Thoughts on data splitting

Source: Internet
Author: User

"horizontal segmentation" and "vertical segmentation" are often used in daily life and work, these two things are in a state of mutual understanding. Write your own understanding.
in plain words, let's talk about "horizontal segmentation" and "vertical segmentation" (in fact, I don't know what the professional or academic saying is ).
assume that there is a table with three fields: ID, name, and description. description is a text-type data, which is generally very long. The principle of not splitting is to store all the data in the table, but if the record ID % 2 = 0 is placed in Table1 with the same table structure as the table, place the records with ID % 2 = 1 in Table2 with the same table structure as the table. Such data is split horizontally. However, if you divide a table into two Word tables Table1 and Table2, their table structures are Table1 (ID, name) and Table2 (ID, description ), this split is vertical split.
what are the benefits of horizontal and vertical splitting? The most intuitive advantage is that horizontal segmentation reduces the burden on a single database and increases the maintainability of data. For example, the backup granularity can be fine-tuned to the backup of a single ID; vertical splitting can fully leverage the frequency of data access to improve system performance. In the above example, the attributes ID and name are usually used, however, data such as description is less frequently used. We have paid the cost of redundant IDs to split the description so that the description can be read as needed, reducing bandwidth requirements and disk I/O. Of course, there are other benefits, such as vertical splitting, which allows us to apply different security levels to different fields. However, it should be noted that although horizontal splitting and vertical splitting have so many advantages, their resource consumption is also appropriate.

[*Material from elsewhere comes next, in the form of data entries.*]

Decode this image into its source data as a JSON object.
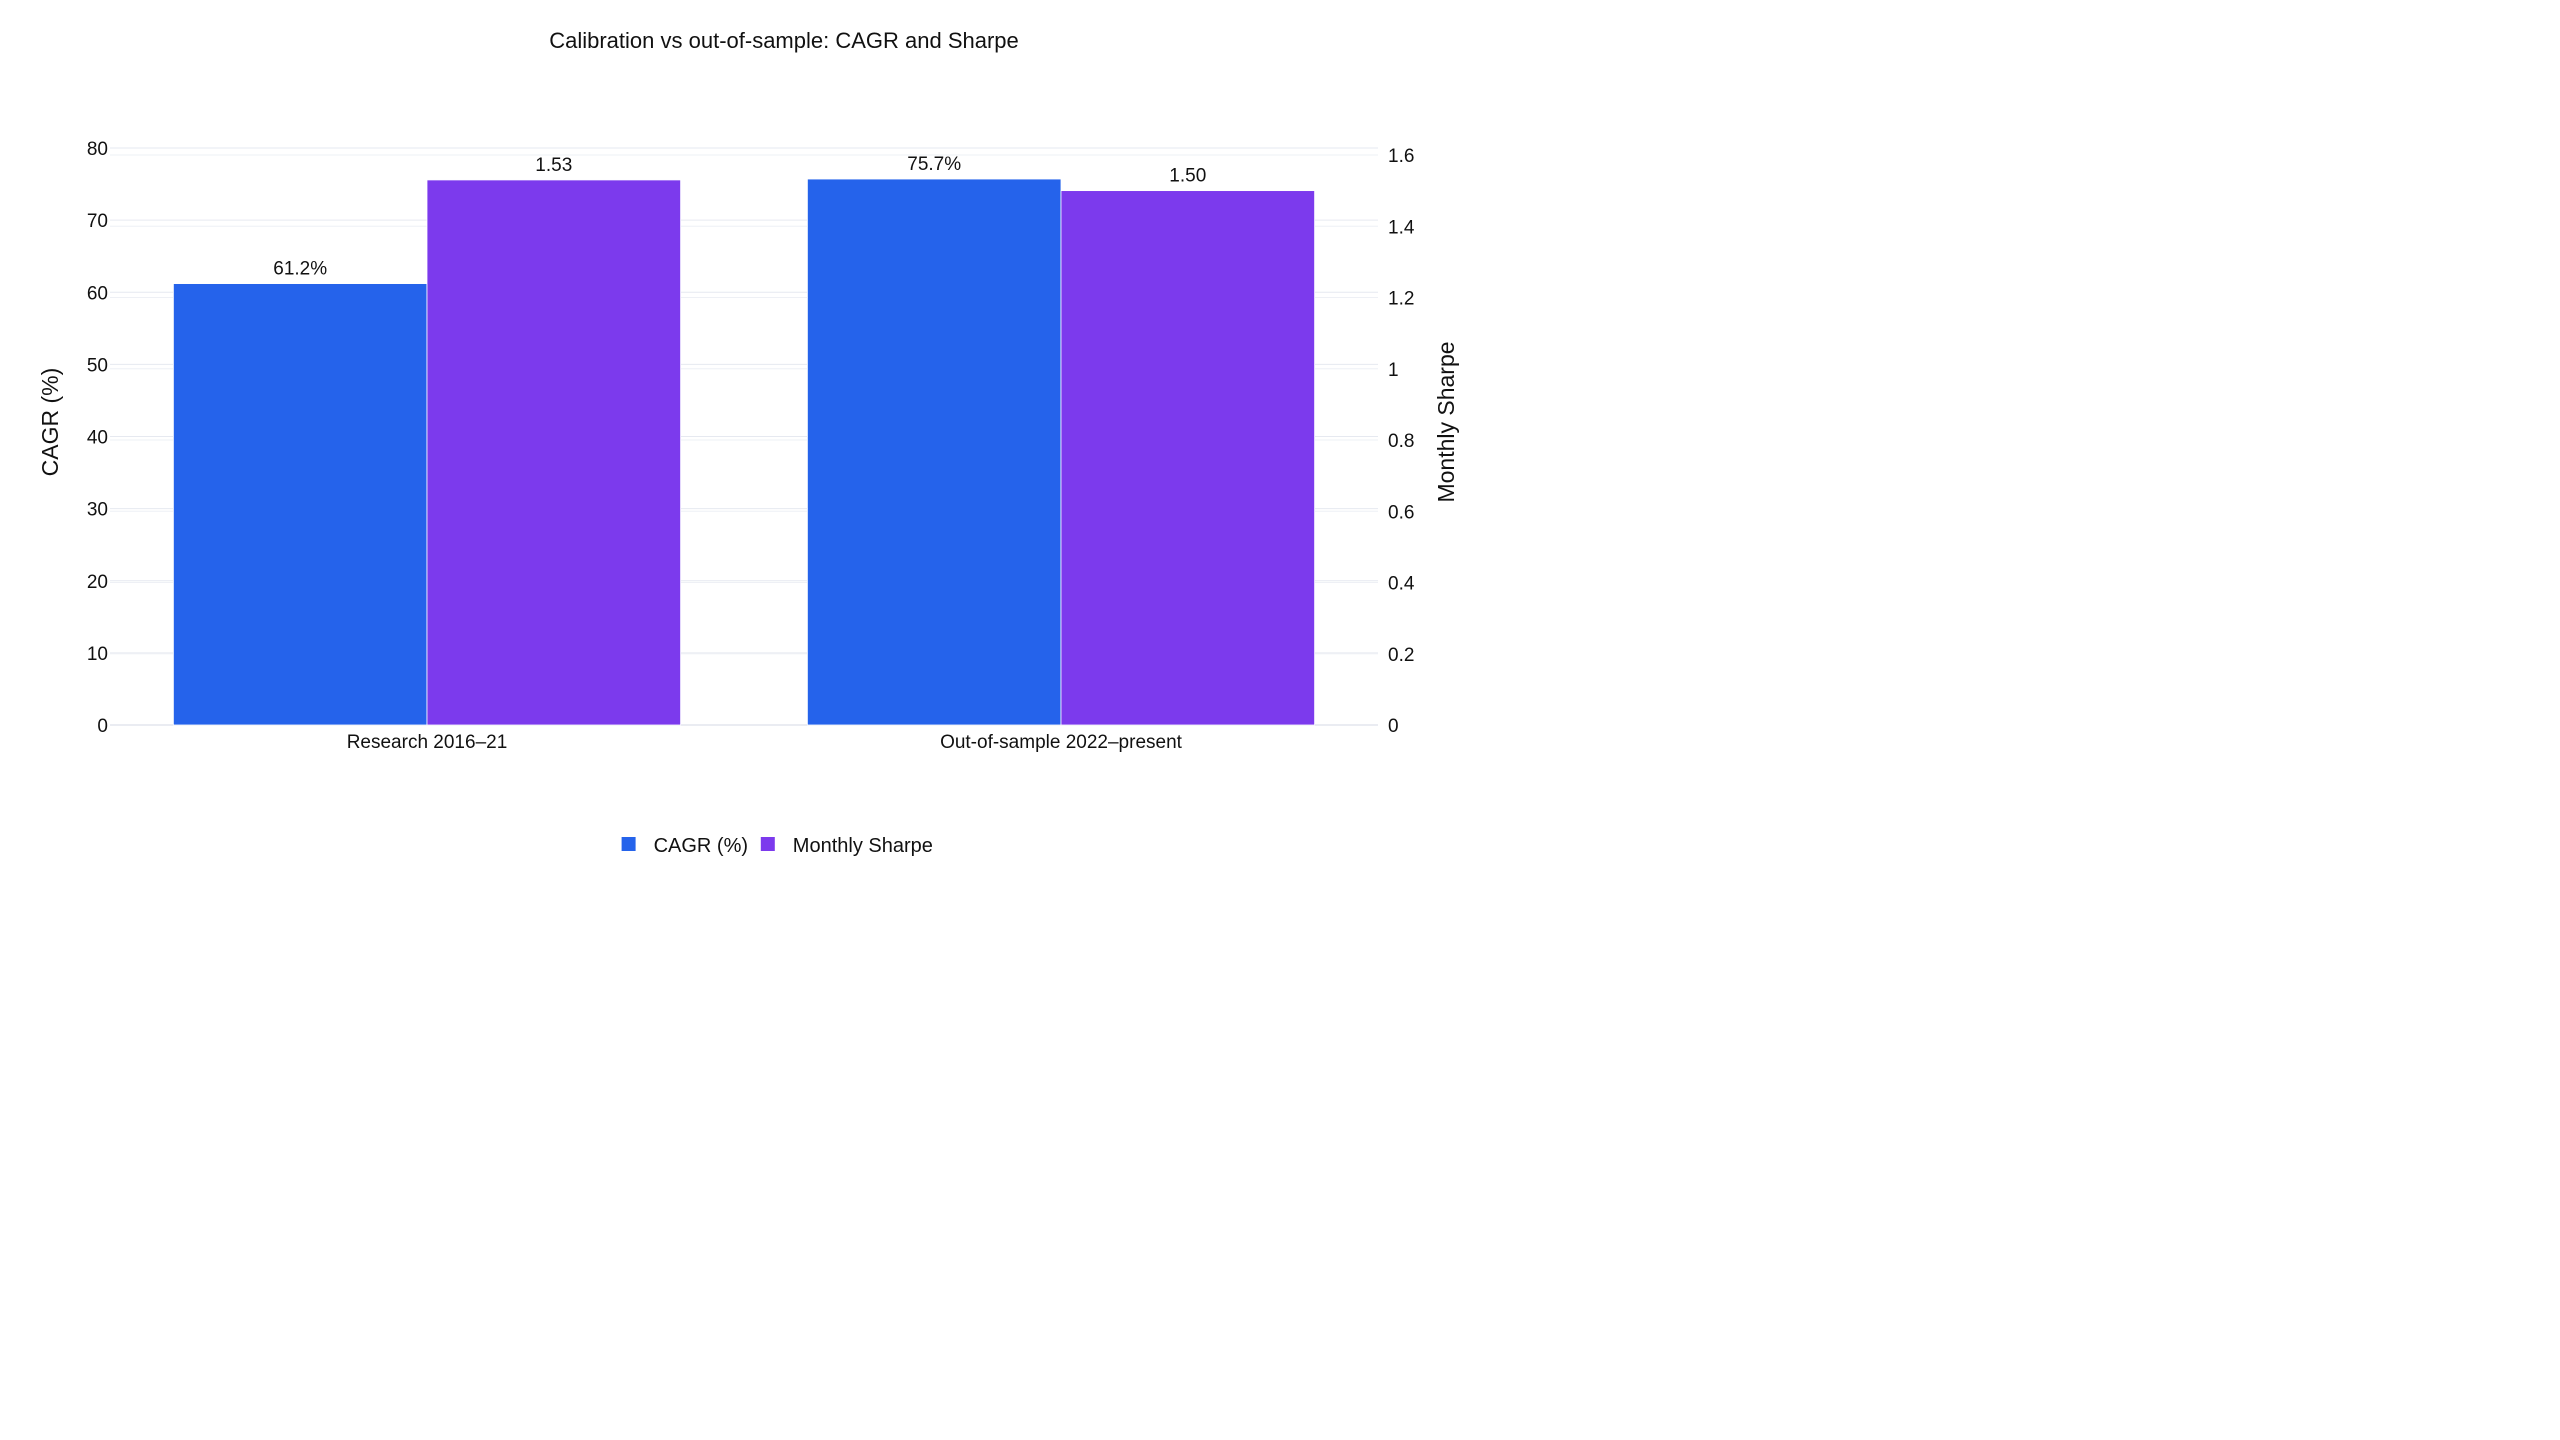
{
  "chart_data": {
    "type": "bar",
    "title": "Calibration vs out-of-sample: CAGR and Sharpe",
    "categories": [
      "Research 2016–21",
      "Out-of-sample 2022–present"
    ],
    "y_left": {
      "label": "CAGR (%)",
      "range": [
        0,
        80
      ],
      "ticks": [
        "0",
        "10",
        "20",
        "30",
        "40",
        "50",
        "60",
        "70",
        "80"
      ]
    },
    "y_right": {
      "label": "Monthly Sharpe",
      "range": [
        0,
        1.6
      ],
      "ticks": [
        "0",
        "0.2",
        "0.4",
        "0.6",
        "0.8",
        "1",
        "1.2",
        "1.4",
        "1.6"
      ]
    },
    "series": [
      {
        "name": "CAGR (%)",
        "axis": "left",
        "color": "#2563eb",
        "values": [
          61.2,
          75.7
        ],
        "labels": [
          "61.2%",
          "75.7%"
        ]
      },
      {
        "name": "Monthly Sharpe",
        "axis": "right",
        "color": "#7c3aed",
        "values": [
          1.53,
          1.5
        ],
        "labels": [
          "1.53",
          "1.50"
        ]
      }
    ],
    "grid": true,
    "legend_position": "bottom-center"
  }
}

what are the methods to achieve horizontal and vertical segmentation? There should be a variety of methods, but whatever method, you should remember that when splitting, please strictly analyze the application scenario, consider the necessary and splitting advantages, and so on, do not move hard. Well, let's talk about vertical splitting. This is more about the system design phase, how is system coupling, how to reduce coupling, and how to combine data, how to Design the splitting principle is a problem that needs to be considered for Vertical Data splitting. If the Coupling Degree of the system is too high, once the system is finalized, vertical splitting will be difficult in the future. Compared with vertical splitting, horizontal splitting is simpler. Horizontal splitting does not "split tables". It should be "copying tables ", in the first example, we used ID % N for splitting, consistent hash, and Data Access frequency. It should be noted that we generally use the same table name for horizontal data splitting. In fact, this is not necessarily the case. Only tables that can correctly split data routes can be used. We should use the same table name to simplify data routing. This is not certain. For example, in a resource download website, the downloads of popular resources are very large, while those of non-popular resources are very small, we split the table horizontally Based on the download volume. The table structure is schema, but the table names are file1 and file2. file1 stores high-volume data and file2 stores low-volume data. Then route the Data Access frequency to file1 and file2. In this example, different table names are used.
I have mentioned some of the above incorrect or unprofessional ones. please correct me and give me some advice.

Contact Us

The content source of this page is from Internet, which doesn't represent Alibaba Cloud's opinion; products and services mentioned on that page don't have any relationship with Alibaba Cloud. If the content of the page makes you feel confusing, please write us an email, we will handle the problem within 5 days after receiving your email.

If you find any instances of plagiarism from the community, please send an email to: info-contact@alibabacloud.com and provide relevant evidence. A staff member will contact you within 5 working days.

A Free Trial That Lets You Build Big!

Start building with 50+ products and up to 12 months usage for Elastic Compute Service

  • Sales Support

    1 on 1 presale consultation

  • After-Sales Support

    24/7 Technical Support 6 Free Tickets per Quarter Faster Response

  • Alibaba Cloud offers highly flexible support services tailored to meet your exact needs.